Contracomunicação reúne vários escritos de Décio Pignatari, alguns inéditos, outros já publicados nos jornais. Os inúmeros assuntos abordados, aparentemente heterogêneos, encerram uma visão geral e dinâmica de cultura: poesia e futebol, linguística e fotonovela, cinema e televisão, ensino e comunicação. E lá estão, presentes, os marcos obsessivos da criatividade, segundo DP: Mallarmé e Oswald de Andrade.
Não está o leitor diante de um livro de ensaios, comum, "normal", em que o "lúcido" ou o "erudito" ensaísta já pagou a hóstia do conhecimento e aguarda as loas ou endechas da crítica. Nem se trata de um livro polêmico, no sentido acadêmico, a discutir as vírgulas das gramáticas de todos os gêneros. Aqui, o ensaio é poesia; não o perfume poetizante, mas no sentido essencial do fazer grego.
Aqui, também, metamontagem de corte ou flashes, estamos na acronologia, na descontinuidade, na inauguração permanente do saber perceber e logo dizer. DP não está mais preocupado em mostrar o 2 + 2 = 4 do assunto (pergunte-se a Ezra Pound se alguma vez esteve), em provar, explicar tim-tim por tim-tim porque isso ou aquilo. Quem estiver só nessa, remeta-se aos verbetes das boas enciclopédias. Poesia não é só verso. O veículo não é só o logos, nem o logaritmo alquímico de alguma nova teoria estruturalista sobre o sobre. Quando, por exemplo, fala de cinema, é preciso mover nas águas de um Myra Breckenridge e ao largo dos cidadãos acima de qualquer suspeita, dos quais, aliás, estamos fartos.
E, no momento em que o Governo se manifesta preocupado com o índice cultural das emissoras de televisão, o seu artigo a respeito da TV Cultura de São Paulo é mais do que um aparte; é um alerta. É preciso que autoridades e professores se convençam de vez que a cultura mora na linguagem e, não, nos "conteúdos". Que, na era do ensino audiovisual, da tecnologia galopante, pôr um figurão, paletó e gravata (óculos também seria o ideal), sentado, estático, verborrágico, equivale a permanecer brigando com o "meio", com o veículo, em decorrência, com o público diante do vídeo. Tiro pela culatra - pano rápido - comercial, por favor.
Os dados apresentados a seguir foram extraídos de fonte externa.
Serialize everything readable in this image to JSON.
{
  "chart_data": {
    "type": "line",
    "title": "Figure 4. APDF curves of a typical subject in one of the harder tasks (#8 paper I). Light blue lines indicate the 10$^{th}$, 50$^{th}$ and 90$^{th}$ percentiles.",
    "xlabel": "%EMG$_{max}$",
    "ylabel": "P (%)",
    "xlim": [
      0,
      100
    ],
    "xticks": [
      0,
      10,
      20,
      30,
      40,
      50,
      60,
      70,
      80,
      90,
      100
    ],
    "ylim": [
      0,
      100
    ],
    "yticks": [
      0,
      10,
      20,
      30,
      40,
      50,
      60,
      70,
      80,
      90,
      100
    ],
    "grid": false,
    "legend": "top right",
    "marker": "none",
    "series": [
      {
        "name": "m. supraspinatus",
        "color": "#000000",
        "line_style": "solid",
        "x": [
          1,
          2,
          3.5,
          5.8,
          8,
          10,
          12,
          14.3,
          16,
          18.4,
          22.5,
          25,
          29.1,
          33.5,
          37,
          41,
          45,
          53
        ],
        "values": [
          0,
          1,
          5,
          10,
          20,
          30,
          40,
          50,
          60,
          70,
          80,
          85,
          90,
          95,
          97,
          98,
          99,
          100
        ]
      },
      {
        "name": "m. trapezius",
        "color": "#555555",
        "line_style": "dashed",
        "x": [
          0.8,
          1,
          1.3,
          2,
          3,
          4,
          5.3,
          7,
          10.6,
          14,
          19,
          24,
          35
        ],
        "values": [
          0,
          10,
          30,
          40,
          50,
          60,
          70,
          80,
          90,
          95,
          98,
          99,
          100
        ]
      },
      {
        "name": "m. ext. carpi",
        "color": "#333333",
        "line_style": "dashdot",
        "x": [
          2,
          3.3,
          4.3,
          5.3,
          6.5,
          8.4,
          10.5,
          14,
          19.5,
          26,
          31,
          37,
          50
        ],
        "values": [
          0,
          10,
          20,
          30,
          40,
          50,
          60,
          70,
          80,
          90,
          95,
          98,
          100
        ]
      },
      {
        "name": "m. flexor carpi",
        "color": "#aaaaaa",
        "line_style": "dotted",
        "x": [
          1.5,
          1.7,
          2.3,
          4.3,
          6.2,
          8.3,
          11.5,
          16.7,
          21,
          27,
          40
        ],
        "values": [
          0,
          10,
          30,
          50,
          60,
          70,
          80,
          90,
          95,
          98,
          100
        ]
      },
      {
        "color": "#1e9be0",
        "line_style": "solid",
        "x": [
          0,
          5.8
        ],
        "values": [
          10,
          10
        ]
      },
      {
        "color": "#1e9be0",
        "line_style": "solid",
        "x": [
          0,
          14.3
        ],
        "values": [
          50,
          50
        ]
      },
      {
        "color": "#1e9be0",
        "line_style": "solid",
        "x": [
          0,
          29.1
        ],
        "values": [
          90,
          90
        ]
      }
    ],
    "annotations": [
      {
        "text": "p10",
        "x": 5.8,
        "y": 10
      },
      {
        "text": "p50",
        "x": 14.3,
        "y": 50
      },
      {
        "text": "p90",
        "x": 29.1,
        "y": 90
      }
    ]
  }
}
No entanto, o centro de convergência dos assuntos desse livro é a tese do novo, aquela que diz que sem o incomunicável (o novo), não há comunicação. Surpreendente, insólita, escandalosa? Oportuna. O esforço de pensar exigido pelos problemas de informação, código, mensagem, signo, repertório, entropia, diante da ascensão dos veículos de massa no mundo que saiu da mecânica para a eletrodinâmica (Cassirer), foi passado pra trás pelo imediato enxame de comunicadores, comunicólogos, comuniquistas, comunicalistas, comunicalóides, comunicadeiros, em suma, vasos comunicantes do apelo na bolsa de editores, programadores etc. Poucos seguiram as pegadas de Colin Cherry. Comunicação tornou-se um paraíso de facilidades conferenciais, oscilando entre o comércio e a empatia. Ora, era preciso dizer o óbvio não superficial, expulsar os amadores do templo.
Muitos poderão dizer (e até mesmo pensar) que Contracomunicação não tem seriedade. Sim, a tal "seriedade", aquela mesma que, em série, matou as ninfas em troca de um comprimido de Melhoral ou que criou as academias. E basta.